Он маленько расслабился с тех пор, как уехал из Штатов. Здесь никто не знает, что он — Катастрофа Лопес, предприниматель, крутой парень. Ему можно просто побыть самим собой. Жесткое выражение, которое он дома носит на лице круглосуточно, здесь иногда слетает, и из-под него выглядывает нечто совсем другое, чуть ли не (сама себе не верю!)… чуть ли не добродушное. Как будто мне удается на минуточку увидеть иного Катастрофу Лопеса, не комок злобы, а человека, примирившегося с тем, что он уже не так молод и что совсем не обязательно пугать людей до смерти просто для того, чтобы почувствовать себя живым.

— Ну что, Катастрофа, какие планы? — спросила я.

— Нужно сходить в школу, — ответил он. — Посетим учебное заведение и поищем моего сына.

Он отхлебнул пива и покачал головой, словно все еще не мог поверить, что в английских пабах не подают хитроумные коктейли, как в Штатах.

— Когда найдем пацана, нужно будет уговорить его, чтобы добровольно согласился поехать с нами. Надо вести себя… по-родительски.

Я не удержалась и ляпнула:

— А из нас с тобой получились бы хорошие родители.

Катастрофа не слушал. Он нахмурился.

— Этот сопляк должен быть благодарен, что мы столько сил потратили ради него.

— Он поедет с нами, Катастрофа, — сказала я. — Все-таки ты его отец.

— Мы с ним столько всего разного делали вместе. — Катастрофа задумчиво смотрел на Темзу. — Гэлакси все разорялась, мол, я слишком тороплюсь, обращаюсь с сыном, как с одним из своих приятелей.
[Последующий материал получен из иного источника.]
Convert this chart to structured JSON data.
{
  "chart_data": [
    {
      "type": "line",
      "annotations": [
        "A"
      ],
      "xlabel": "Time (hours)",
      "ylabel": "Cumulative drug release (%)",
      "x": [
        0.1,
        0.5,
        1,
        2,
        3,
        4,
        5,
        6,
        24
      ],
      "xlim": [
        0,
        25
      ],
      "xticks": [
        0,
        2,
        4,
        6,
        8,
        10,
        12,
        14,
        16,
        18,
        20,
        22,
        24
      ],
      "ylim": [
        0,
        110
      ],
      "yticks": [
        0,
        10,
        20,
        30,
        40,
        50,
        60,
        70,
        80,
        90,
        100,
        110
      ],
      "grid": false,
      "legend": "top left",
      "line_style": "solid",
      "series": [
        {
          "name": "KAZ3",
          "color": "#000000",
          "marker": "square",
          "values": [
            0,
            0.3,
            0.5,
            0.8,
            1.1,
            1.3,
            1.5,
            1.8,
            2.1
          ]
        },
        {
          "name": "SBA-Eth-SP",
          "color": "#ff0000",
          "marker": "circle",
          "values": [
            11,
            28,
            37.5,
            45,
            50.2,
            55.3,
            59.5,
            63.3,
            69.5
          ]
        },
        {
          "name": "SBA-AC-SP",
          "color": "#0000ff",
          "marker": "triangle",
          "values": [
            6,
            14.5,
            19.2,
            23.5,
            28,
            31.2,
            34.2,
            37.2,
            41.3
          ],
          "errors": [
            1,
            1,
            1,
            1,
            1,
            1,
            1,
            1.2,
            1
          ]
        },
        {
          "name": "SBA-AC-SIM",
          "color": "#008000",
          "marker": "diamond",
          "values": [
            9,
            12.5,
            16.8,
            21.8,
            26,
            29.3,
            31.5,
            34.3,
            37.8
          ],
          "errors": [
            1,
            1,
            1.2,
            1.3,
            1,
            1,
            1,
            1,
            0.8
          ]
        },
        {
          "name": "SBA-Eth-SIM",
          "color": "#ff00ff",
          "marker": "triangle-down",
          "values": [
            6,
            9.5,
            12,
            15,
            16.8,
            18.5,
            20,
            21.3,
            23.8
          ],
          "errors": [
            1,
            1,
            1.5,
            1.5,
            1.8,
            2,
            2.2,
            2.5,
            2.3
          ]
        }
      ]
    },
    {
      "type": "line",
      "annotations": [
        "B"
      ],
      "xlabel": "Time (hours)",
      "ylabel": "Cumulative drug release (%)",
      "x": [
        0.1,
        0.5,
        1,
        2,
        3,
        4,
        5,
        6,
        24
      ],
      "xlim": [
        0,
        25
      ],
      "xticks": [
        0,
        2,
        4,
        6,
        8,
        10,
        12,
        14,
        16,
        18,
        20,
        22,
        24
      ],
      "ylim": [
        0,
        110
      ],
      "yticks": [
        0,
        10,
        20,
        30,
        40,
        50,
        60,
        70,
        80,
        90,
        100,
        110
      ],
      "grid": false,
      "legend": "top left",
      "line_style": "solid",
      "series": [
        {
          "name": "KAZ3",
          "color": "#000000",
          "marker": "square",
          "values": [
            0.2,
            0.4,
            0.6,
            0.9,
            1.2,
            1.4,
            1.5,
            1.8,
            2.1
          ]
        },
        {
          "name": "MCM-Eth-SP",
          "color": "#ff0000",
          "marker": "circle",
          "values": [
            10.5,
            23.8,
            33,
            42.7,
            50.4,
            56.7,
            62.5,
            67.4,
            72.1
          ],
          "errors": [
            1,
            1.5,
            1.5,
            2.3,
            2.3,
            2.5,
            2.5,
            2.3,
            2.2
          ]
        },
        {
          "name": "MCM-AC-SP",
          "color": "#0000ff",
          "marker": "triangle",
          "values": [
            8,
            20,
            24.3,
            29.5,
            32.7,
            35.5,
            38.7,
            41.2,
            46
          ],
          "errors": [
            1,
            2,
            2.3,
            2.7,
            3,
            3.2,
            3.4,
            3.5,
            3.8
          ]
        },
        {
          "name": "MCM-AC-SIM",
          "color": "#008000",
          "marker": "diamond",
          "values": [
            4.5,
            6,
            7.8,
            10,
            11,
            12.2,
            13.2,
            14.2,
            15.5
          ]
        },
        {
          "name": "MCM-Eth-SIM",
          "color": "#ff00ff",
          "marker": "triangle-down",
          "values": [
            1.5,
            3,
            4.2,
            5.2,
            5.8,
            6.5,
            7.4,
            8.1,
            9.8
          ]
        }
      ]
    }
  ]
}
Но такой уж характер у Катастрофы Лопеса, понятно? Откуда я мог знать, что мальчишка еще не дорос.

Я хотела спросить, до чего именно Сэм не дорос, но по лицу Катастрофы поняла, что он не в настроении отвечать на вопросы.

— Все это было давно, — сказала я.

— Конечно. Наверное, теперь он изменился.

Я засмеялась:

— Во-первых, он стал миллионером.

— Ну да, верно, и это тоже, — сказал Катастрофа, но мне почему-то показалось, что сейчас он не думал о деньгах.

Зая

Я уверяла саму себя, что для меня все это важно только из-за музыки. Я должна была исполнять сольный номер на школьном концерте, но с тех пор, как я услышала свои песни, спетые голосом Сэм, увидела, как слаженно у нас все получается, я поняла, что мы обязательно должны выступить вместе.

Сначала я было подумала, что ее больше интересует Марк и дурацкий поход на футбол, чем мои песни, но оказалось, что я беспокоилась зря. На следующий день после того, как я дала ей кассету, Сэм подошла ко мне на перемене и тихонько пропела на ухо припев из «Персональной тучки».

Я улыбнулась. Хоть и на минимальной громкости, песня звучала даже лучше, чем я себе представляла.

— Давай порепетируем после школы? — предложила Сэм.

Я вздрогнула. Честно говоря, моих родителей не слишком радует мое увлечение гитарой.

— У нас дома довольно тесно, — отговорилась я.

— Пошли к нам, — ответила Сэм. — Захвати гитару и кассету, запишем пару песен.

— А мистер и миссис Бертон не рассердятся?

— Да что ты! — сказала Сэм. — Они просто лапочки.

И она улыбнулась потрясающей улыбкой и заглянула мне в глаза глубоко-глубоко, как будто знала меня даже лучше, чем я сама себя знаю.

У меня что-то екнуло в груди. Это все музыка, говорила я себе. Только музыка, и больше ничего.

Но в самой глубине души я знала, что это не так.

Мэтью

Удивительное дело: теперь, когда объявился пропащий папаша Сэма и начал его выслеживать, Сэм как будто успокоился. Он уже не старался постоянно быть в центре внимания. На переменах разговаривал с нами точно так же, как с Еленой и ее компашкой, и в результате мы все стали больше общаться друг с другом.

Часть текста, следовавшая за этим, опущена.